L’armée orque battait désormais en retraite mais son général n’aurait jamais abandonné un champ de batailles, pas même pour sa propre survie ; c’était tout à son honneur. Il était seul désormais. Les quelques Orques qui avaient survécu étaient parvenus à s’échapper, laissant ainsi leur chef au beau milieu du combat. Le grand Orque basané, couvert de cicatrices sur ses avant-bras et son visage, cracha par terre pour provoquer l’ennemi qui avait permis à lui seul de détruire son armée, pourtant en surnombre.
Shagrok avait retiré sa longue cape, que le vent faisait claquer ; autrefois d’un noir de jais, elle était maintenant couverte de sang et de boue. Le Nain se présenta en face de lui, hache en mains. L’Orque sorti sa longue épée de son fourreau et se battit honorablement, à la manière de ceux qui possèdent le pouvoir dans son peuple, dans une main une épée et dans l’autre un setmaï, long poignard à lame ondulée et garde en os terminée par une dragonne.
Le combat dura des heures, aucun des combattants ne prenant l’avantage sur l’autre, un véritable combat de titans. La seule chose qui permis au Nain de tenir était les encouragements de ses frères d’armes, qui formaient un cercle autour des deux guerriers. Il prit l’avantage quand l’épée du seigneur orque se brisa à la garde. Ne pouvant plus tenir son adversaire à distance, Shagrok s’avança pour le poignarder, mais il ne fut pas assez prompt à l’attaquer et le plat de la hache du Nain vint percuter violemment son visage, l’assommant sur le coup.
Par la suite, les faits d’armes de leur héros et la capture d’un chef ennemi aiguillonnèrent les armées Naines, qui furent victorieuses en maintes endroits contre bon nombre d’ennemis. A la fin de la guerre, il revînt chez lui pour retrouver sa femme et son fils, qui eut enfin le plaisir de connaître son père. Mais les retrouvailles furent de courte durée… Les Gobelins avaient creusé de nombreuses galeries parallèles à celles des Nains sous la Montagne en Flammes ; à partir de celle-ci, ils rejoignaient leurs tunnels et tentaient contre eux des attaques en force.
Cela faisait déjà quatre semaines que le Chef de Guerre Nain était rentré chez lui, et nul trouble d’aucune sorte ne s’était encore présenté.
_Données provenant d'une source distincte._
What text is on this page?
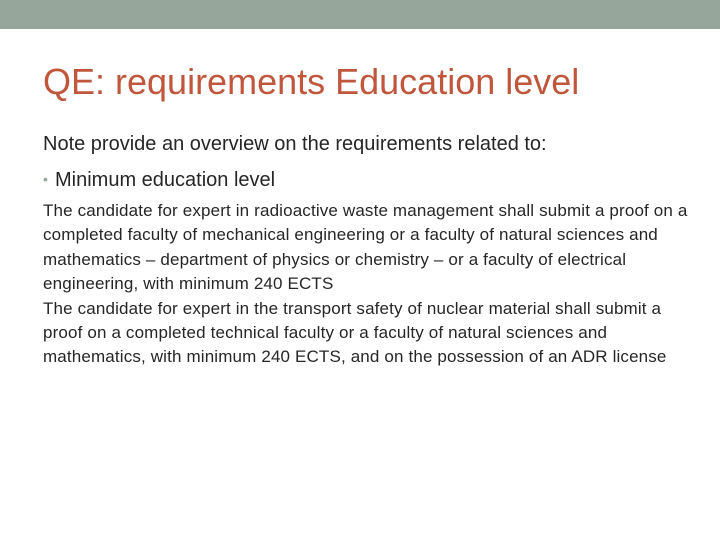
QE: requirements Education level
Note provide an overview on the requirements related to:
• Minimum education level

The candidate for expert in radioactive waste management shall submit a proof on a completed faculty of mechanical engineering or a faculty of natural sciences and mathematics – department of physics or chemistry – or a faculty of electrical engineering, with minimum 240 ECTS

The candidate for expert in the transport safety of nuclear material shall submit a proof on a completed technical faculty or a faculty of natural sciences and mathematics, with minimum 240 ECTS, and on the possession of an ADR license
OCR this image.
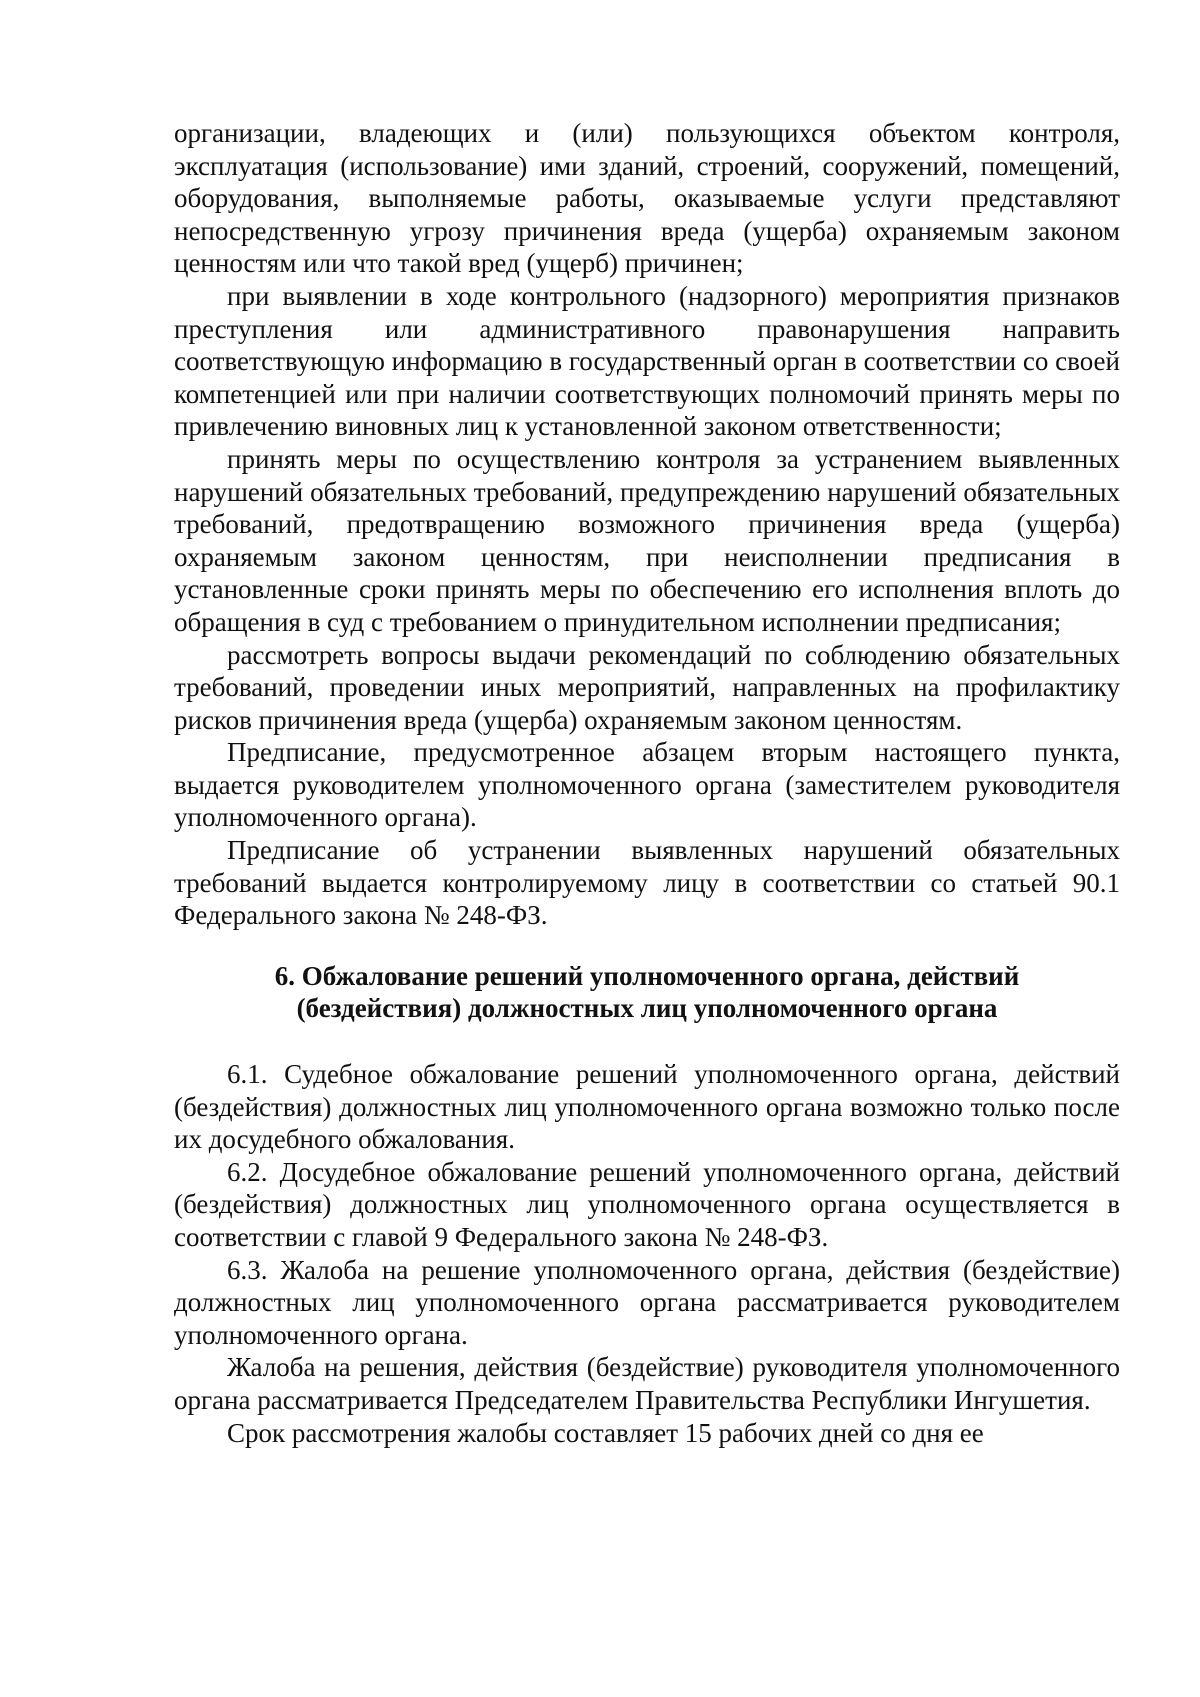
организации, владеющих и (или) пользующихся объектом контроля, эксплуатация (использование) ими зданий, строений, сооружений, помещений, оборудования, выполняемые работы, оказываемые услуги представляют непосредственную угрозу причинения вреда (ущерба) охраняемым законом ценностям или что такой вред (ущерб) причинен;

при выявлении в ходе контрольного (надзорного) мероприятия признаков преступления или административного правонарушения направить соответствующую информацию в государственный орган в соответствии со своей компетенцией или при наличии соответствующих полномочий принять меры по привлечению виновных лиц к установленной законом ответственности;

принять меры по осуществлению контроля за устранением выявленных нарушений обязательных требований, предупреждению нарушений обязательных требований, предотвращению возможного причинения вреда (ущерба) охраняемым законом ценностям, при неисполнении предписания в установленные сроки принять меры по обеспечению его исполнения вплоть до обращения в суд с требованием о принудительном исполнении предписания;

рассмотреть вопросы выдачи рекомендаций по соблюдению обязательных требований, проведении иных мероприятий, направленных на профилактику рисков причинения вреда (ущерба) охраняемым законом ценностям.

Предписание, предусмотренное абзацем вторым настоящего пункта, выдается руководителем уполномоченного органа (заместителем руководителя уполномоченного органа).

Предписание об устранении выявленных нарушений обязательных требований выдается контролируемому лицу в соответствии со статьей 90.1 Федерального закона № 248-ФЗ.

6. Обжалование решений уполномоченного органа, действий
(бездействия) должностных лиц уполномоченного органа

6.1. Судебное обжалование решений уполномоченного органа, действий (бездействия) должностных лиц уполномоченного органа возможно только после их досудебного обжалования.

6.2. Досудебное обжалование решений уполномоченного органа, действий (бездействия) должностных лиц уполномоченного органа осуществляется в соответствии с главой 9 Федерального закона № 248-ФЗ.

6.3. Жалоба на решение уполномоченного органа, действия (бездействие) должностных лиц уполномоченного органа рассматривается руководителем уполномоченного органа.

Жалоба на решения, действия (бездействие) руководителя уполномоченного органа рассматривается Председателем Правительства Республики Ингушетия.

Срок рассмотрения жалобы составляет 15 рабочих дней со дня ее
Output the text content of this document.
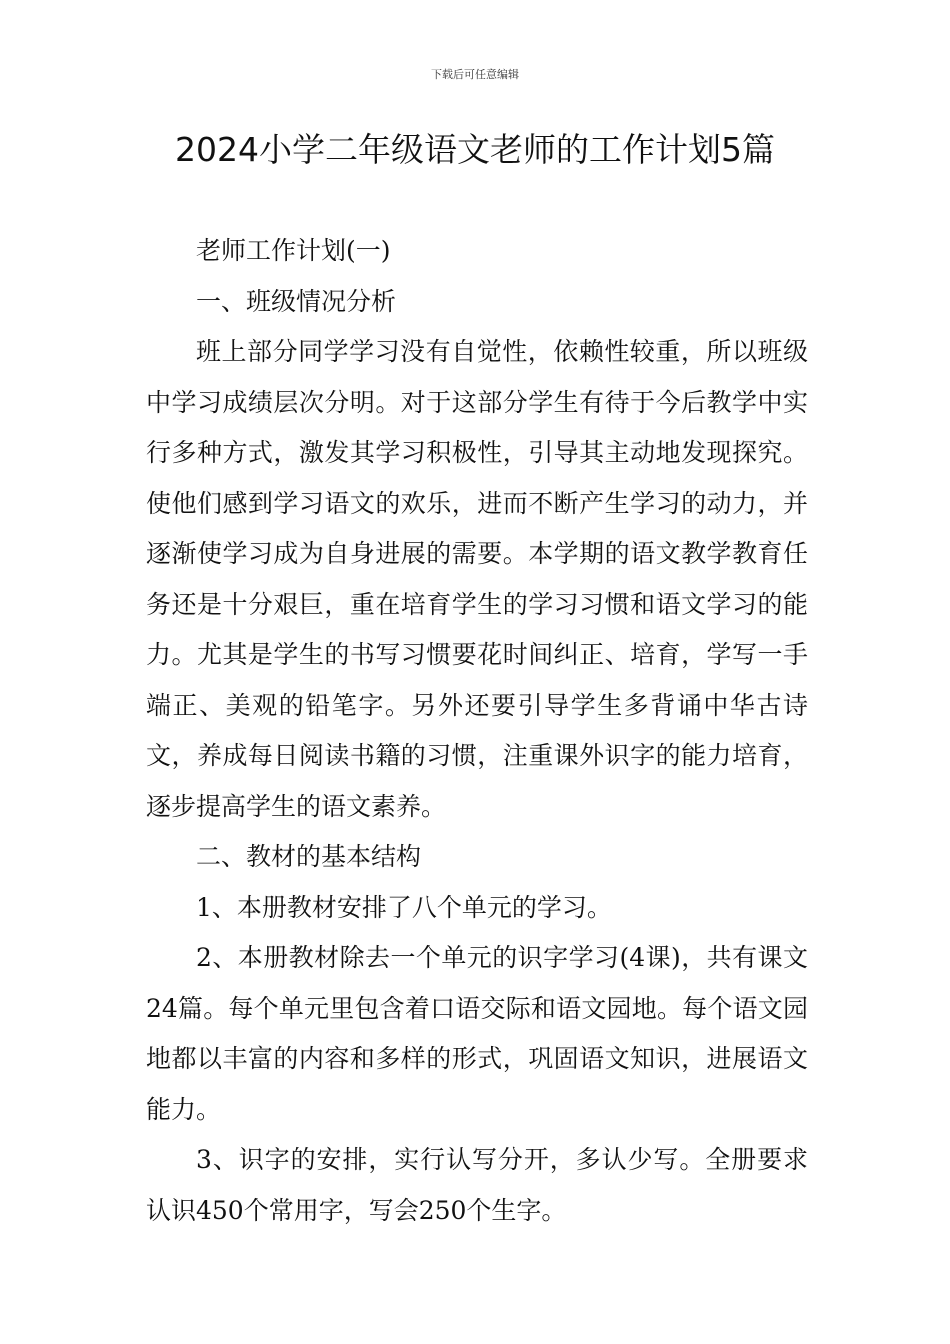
下载后可任意编辑
2024小学二年级语文老师的工作计划5篇

老师工作计划(一)

一、班级情况分析

班上部分同学学习没有自觉性，依赖性较重，所以班级中学习成绩层次分明。对于这部分学生有待于今后教学中实行多种方式，激发其学习积极性，引导其主动地发现探究。使他们感到学习语文的欢乐，进而不断产生学习的动力，并逐渐使学习成为自身进展的需要。本学期的语文教学教育任务还是十分艰巨，重在培育学生的学习习惯和语文学习的能力。尤其是学生的书写习惯要花时间纠正、培育，学写一手端正、美观的铅笔字。另外还要引导学生多背诵中华古诗文，养成每日阅读书籍的习惯，注重课外识字的能力培育，逐步提高学生的语文素养。

二、教材的基本结构

1、本册教材安排了八个单元的学习。

2、本册教材除去一个单元的识字学习(4课)，共有课文24篇。每个单元里包含着口语交际和语文园地。每个语文园地都以丰富的内容和多样的形式，巩固语文知识，进展语文能力。

3、识字的安排，实行认写分开，多认少写。全册要求认识450个常用字，写会250个生字。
Que les Gobelins n’aient pas attaqué le Dünd depuis tout ce temps était étrange, mais le Nain était plongé dans un tel bonheur depuis qu’il avait retrouvé sa famille qu’il ne songea même pas qu’un événement tragique puisse venir troubler des instants si parfaits. Sa femme l’aimait, il avait retrouvé son fils de six ans, auquel il faisait faire des promenades dans les couloirs tortueux du Dünd. Il lui fit visiter les mines, les commerces et les forges, lieu où il devrait travailler quand il en aurait l’âge, puisque l’on était forgeron-guerrier de père en fils dans la famille. Tout le monde aimait bien le petit Hüdüm, un enfant si gentil et si bien élevé, qui s’intéressait à tout sans être d’une curiosité maladive.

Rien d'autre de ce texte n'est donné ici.